Con una desvergüenza propia sólo de aquellos que se saltan a la torera cualquier muro de prevención construido en base a la falta del más mínimo atisbo de sentido común, recogí el capote que incautamente me brindaron para ofrecer impresos todo tipo de irreflexivos quites (sin muleta, no sea que me pinchara), que si bien no levantaron ovaciones, cumplieron con el siempre sano objetivo de completar un planillo y apoyar la iniciativa empresarial de otros, por su puesto.
La ocurrencia no hubiera pasado del grado de disparate si no hubiese sido porque la encomienda debía circunscribirse y, por tanto, versar, sobre un asunto concreto (atentos, que después de los dos puntos viene lo mejor): la cultura. Sí, como lo lees, durante varias semanas he estado pariendo insensateces sobre un tema que no sólo desconozco (cosa bastante habitual) sino que me provoca sopor. No obstante, en un alarde de sinceridad impropio de mí, he de reconocer que disfruté, al comprobar –una vez más- hasta qué punto enardece la ignorancia.
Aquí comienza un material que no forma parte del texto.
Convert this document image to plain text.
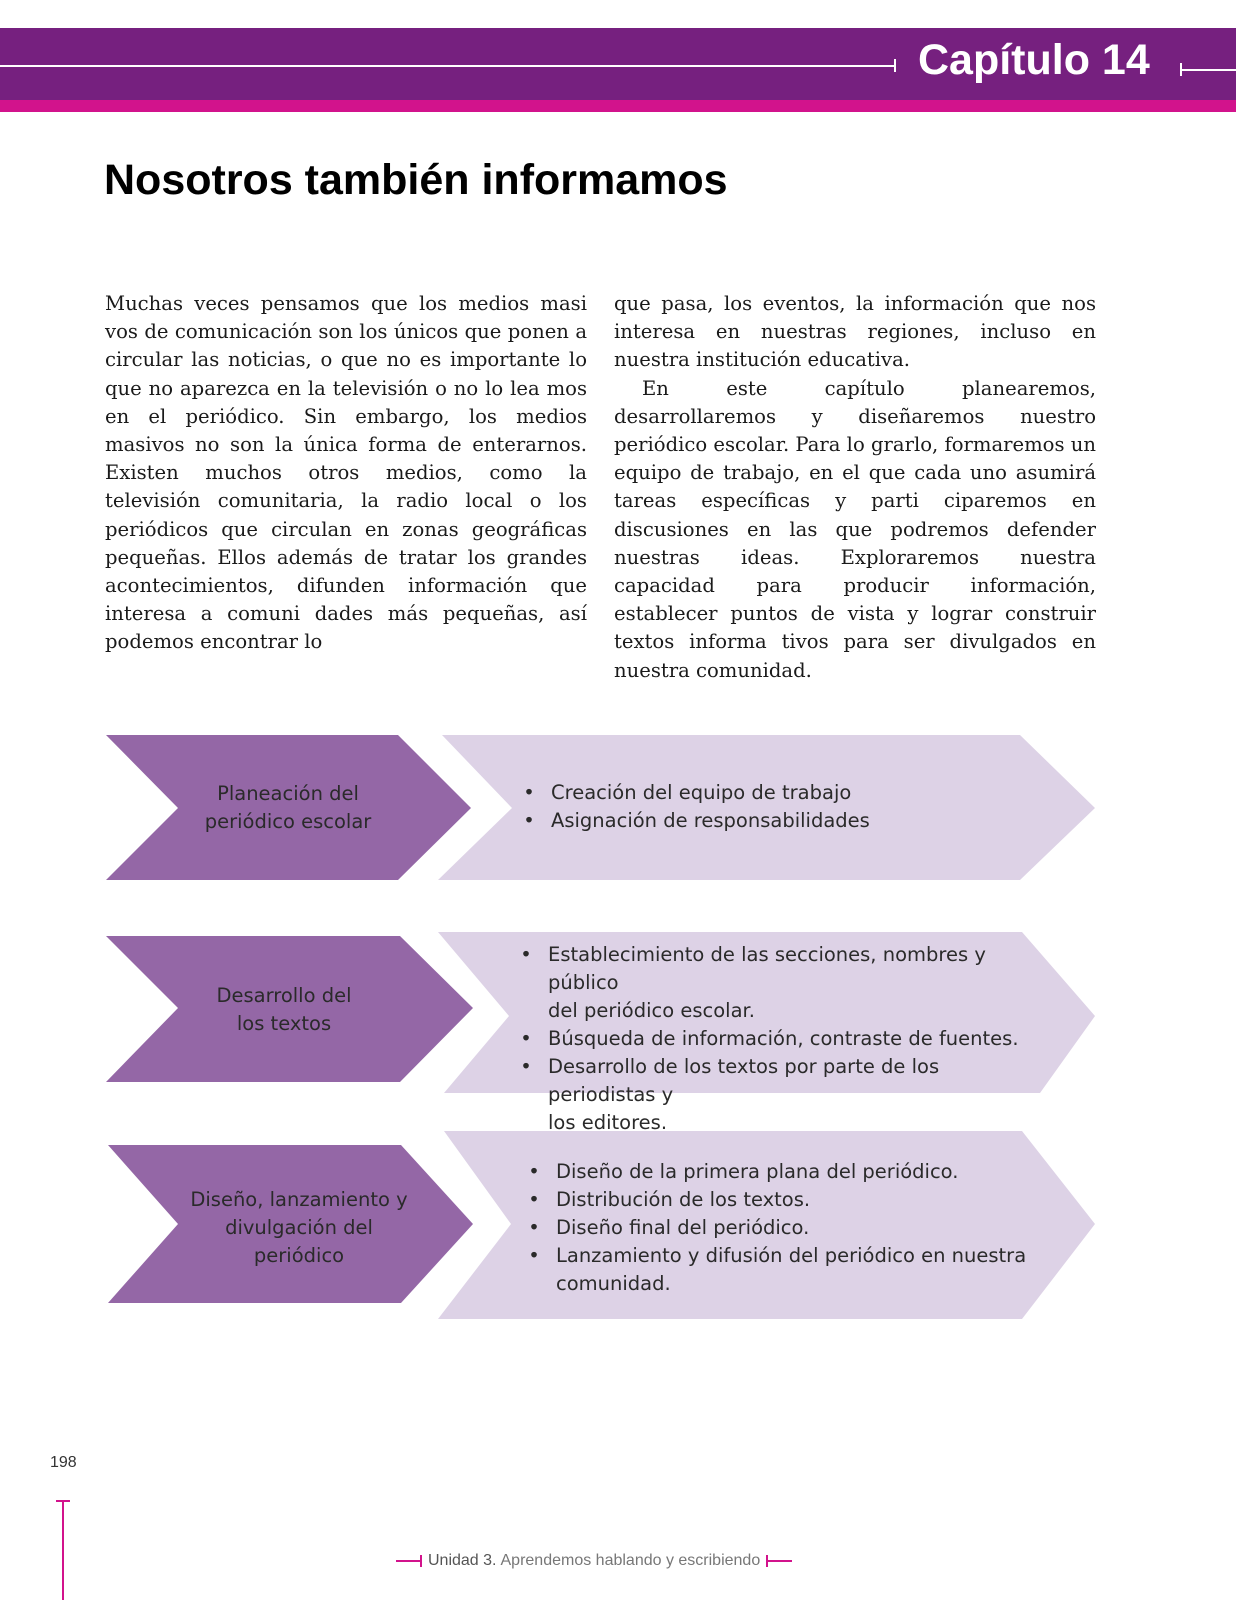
Capítulo 14
Nosotros también informamos

Muchas veces pensamos que los medios masi vos de comunicación son los únicos que ponen a circular las noticias, o que no es importante lo que no aparezca en la televisión o no lo lea mos en el periódico. Sin embargo, los medios masivos no son la única forma de enterarnos. Existen muchos otros medios, como la televisión comunitaria, la radio local o los periódicos que circulan en zonas geográficas pequeñas. Ellos además de tratar los grandes acontecimientos, difunden información que interesa a comuni dades más pequeñas, así podemos encontrar lo

que pasa, los eventos, la información que nos interesa en nuestras regiones, incluso en nuestra institución educativa.

En este capítulo planearemos, desarrollaremos y diseñaremos nuestro periódico escolar. Para lo grarlo, formaremos un equipo de trabajo, en el que cada uno asumirá tareas específicas y parti ciparemos en discusiones en las que podremos defender nuestras ideas. Exploraremos nuestra capacidad para producir información, establecer puntos de vista y lograr construir textos informa tivos para ser divulgados en nuestra comunidad.

Planeación del
periódico escolar
• Creación del equipo de trabajo
• Asignación de responsabilidades
Desarrollo del
los textos
• Establecimiento de las secciones, nombres y público
del periódico escolar.
• Búsqueda de información, contraste de fuentes.
• Desarrollo de los textos por parte de los periodistas y
los editores.
Diseño, lanzamiento y
divulgación del
periódico
• Diseño de la primera plana del periódico.
• Distribución de los textos.
• Diseño final del periódico.
• Lanzamiento y difusión del periódico en nuestra
comunidad.
198
Unidad 3. Aprendemos hablando y escribiendo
Y como yo no soy de despilfarrar y lo que se lleva últimamente es el sadismo, he decidido, sin necesidad de plebiscito –como los grandes temas de la nación-, replicar en este entorno digital el resultado de esta delirante aventura; eso sí, poco a poco, no vaya a ser que un aluvión repentino de sandeces te provoque daños irreparables.